Proof by Contradiction: Assume that there is a non-empty set of natural numbers that are not interesting. Due to the well-ordered property of the natural numbers, there must be some smallest number in the set of uninteresting numbers. Being the smallest number of a set one may consider uninteresting makes that number interesting after all: a contradiction.
Hmm. I’ve never found that proof all that convincing; it smacks of the unexpected hanging paradox to me.
But I guess that what we mean by interesting number is not a clear concept anyway, so it’s moot.
Which makes it pretty much exactly the same as the “unexpected hanging” paradox – since that one essentially hinges on the unclearness of what “unexpected” means.

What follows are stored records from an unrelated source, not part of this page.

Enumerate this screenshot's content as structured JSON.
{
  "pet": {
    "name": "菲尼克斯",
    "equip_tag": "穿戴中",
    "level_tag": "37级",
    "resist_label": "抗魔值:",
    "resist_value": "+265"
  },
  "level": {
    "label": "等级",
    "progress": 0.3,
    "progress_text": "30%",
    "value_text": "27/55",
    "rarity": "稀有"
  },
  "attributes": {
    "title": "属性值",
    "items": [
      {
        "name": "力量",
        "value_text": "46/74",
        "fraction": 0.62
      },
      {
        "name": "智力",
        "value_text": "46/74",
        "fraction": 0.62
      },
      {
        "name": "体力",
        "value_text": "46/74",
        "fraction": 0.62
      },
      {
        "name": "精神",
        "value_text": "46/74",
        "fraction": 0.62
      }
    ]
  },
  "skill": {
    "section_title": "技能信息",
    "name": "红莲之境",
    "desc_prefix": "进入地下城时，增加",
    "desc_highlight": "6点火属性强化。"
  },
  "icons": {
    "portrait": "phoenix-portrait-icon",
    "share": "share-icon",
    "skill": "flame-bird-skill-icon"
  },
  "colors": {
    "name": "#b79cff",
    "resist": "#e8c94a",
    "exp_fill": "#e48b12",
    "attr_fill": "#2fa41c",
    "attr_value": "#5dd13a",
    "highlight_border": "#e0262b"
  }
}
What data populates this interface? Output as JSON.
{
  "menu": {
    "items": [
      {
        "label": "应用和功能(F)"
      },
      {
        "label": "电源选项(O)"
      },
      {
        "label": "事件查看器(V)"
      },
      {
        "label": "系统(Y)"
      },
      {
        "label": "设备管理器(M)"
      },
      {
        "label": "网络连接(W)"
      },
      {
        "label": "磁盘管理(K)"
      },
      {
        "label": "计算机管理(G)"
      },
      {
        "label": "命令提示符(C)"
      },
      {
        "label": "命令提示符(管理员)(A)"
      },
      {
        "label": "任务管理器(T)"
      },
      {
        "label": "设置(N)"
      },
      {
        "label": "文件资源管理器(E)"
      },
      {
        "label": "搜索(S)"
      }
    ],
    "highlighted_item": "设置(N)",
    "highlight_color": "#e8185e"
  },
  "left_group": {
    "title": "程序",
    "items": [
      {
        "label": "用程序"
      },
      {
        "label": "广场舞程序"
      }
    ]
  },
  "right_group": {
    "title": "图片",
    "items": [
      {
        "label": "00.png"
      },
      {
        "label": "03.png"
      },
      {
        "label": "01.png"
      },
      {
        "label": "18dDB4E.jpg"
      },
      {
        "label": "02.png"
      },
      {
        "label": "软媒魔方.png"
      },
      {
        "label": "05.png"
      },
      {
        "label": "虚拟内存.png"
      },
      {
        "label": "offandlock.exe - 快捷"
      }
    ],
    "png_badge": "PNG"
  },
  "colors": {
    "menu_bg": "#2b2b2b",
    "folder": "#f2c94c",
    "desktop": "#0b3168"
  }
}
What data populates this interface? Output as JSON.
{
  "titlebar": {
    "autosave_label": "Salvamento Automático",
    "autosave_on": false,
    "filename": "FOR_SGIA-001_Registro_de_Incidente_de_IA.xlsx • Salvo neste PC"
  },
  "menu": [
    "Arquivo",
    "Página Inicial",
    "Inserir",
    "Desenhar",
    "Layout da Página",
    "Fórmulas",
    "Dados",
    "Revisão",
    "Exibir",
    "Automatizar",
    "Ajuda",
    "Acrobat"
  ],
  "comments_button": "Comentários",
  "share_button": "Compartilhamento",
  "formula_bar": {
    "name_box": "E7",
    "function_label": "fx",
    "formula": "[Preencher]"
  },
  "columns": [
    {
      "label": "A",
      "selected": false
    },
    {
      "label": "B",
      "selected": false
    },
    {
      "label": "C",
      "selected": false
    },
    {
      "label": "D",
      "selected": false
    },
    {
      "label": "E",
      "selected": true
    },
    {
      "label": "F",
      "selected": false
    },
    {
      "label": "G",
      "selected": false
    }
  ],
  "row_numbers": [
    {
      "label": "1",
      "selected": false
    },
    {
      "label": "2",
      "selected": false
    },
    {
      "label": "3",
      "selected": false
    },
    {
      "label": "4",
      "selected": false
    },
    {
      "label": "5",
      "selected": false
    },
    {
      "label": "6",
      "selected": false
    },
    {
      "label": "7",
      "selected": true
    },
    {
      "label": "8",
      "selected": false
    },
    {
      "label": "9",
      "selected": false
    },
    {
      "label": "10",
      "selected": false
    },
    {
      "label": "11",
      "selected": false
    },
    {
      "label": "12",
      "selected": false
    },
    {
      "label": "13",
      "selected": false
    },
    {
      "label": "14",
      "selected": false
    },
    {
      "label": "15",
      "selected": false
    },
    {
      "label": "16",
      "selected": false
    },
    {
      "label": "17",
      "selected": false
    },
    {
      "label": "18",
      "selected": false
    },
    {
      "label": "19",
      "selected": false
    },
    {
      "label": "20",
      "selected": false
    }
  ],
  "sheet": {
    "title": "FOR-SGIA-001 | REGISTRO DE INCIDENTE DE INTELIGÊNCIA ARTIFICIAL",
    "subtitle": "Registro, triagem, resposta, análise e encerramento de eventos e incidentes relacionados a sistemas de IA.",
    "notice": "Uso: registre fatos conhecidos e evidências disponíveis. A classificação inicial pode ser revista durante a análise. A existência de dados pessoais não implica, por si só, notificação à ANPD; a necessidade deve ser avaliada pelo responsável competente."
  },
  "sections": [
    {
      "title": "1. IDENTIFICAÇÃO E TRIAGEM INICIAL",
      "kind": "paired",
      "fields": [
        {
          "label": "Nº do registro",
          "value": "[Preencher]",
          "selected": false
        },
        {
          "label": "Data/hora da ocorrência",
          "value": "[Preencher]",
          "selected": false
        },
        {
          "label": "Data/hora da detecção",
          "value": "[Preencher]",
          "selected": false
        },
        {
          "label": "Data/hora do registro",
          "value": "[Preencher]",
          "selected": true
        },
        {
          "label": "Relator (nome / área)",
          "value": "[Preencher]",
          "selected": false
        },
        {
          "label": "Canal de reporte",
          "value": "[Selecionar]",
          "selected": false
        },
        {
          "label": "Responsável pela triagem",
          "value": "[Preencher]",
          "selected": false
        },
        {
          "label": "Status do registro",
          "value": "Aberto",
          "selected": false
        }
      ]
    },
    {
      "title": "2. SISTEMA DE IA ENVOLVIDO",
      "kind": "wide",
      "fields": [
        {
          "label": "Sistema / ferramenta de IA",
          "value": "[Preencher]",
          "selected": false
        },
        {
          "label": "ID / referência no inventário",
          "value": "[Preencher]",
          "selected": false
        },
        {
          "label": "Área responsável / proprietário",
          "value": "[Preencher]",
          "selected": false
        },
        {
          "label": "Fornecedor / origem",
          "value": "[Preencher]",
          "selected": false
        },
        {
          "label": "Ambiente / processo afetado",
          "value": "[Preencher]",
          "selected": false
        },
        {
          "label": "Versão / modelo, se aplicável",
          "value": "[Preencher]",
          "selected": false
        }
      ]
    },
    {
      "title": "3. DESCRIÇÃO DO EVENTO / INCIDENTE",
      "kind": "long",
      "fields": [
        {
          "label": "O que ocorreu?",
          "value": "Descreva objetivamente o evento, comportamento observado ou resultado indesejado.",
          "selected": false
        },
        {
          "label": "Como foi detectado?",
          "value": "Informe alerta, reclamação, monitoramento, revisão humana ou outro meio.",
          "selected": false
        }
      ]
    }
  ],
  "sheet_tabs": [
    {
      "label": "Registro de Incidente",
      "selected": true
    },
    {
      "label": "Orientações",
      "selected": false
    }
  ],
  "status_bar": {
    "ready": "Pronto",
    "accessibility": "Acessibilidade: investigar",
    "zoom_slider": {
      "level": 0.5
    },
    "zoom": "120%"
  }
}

There are people who really do get devoted to finding out, listing, and remembering the facts about numbers. Case in point, one of my favorite math books, the Penguin Dictionary of Curious and Interesting Numbers:
Second case in point, the story of G.H. Hardy and Srinivasa Ramanujan:
91 has two interesting properties. It is the smallest positive integers that is the sum of two cubes in two different ways. And it is smallest composite number that most people think is prime.
I remember reading that taxicab 1729 anecdote and thinking, “Seriously?” I thought some of my friends were geeky but couldn’t imagine any of them complaining to an ill friend in hospital that the number of their cab was “dull”!
This is oozing into the metaphysical, but the Kabbalistic (new age version, don’t know about orthodox version) of reality is that ANYTHING can, and should, be connected to something else in an interesting way. Numbers, words, people, objects, concepts, this pen, that tree…connect everything there is to connect, and the last things left to connect are you and YHVH (God.)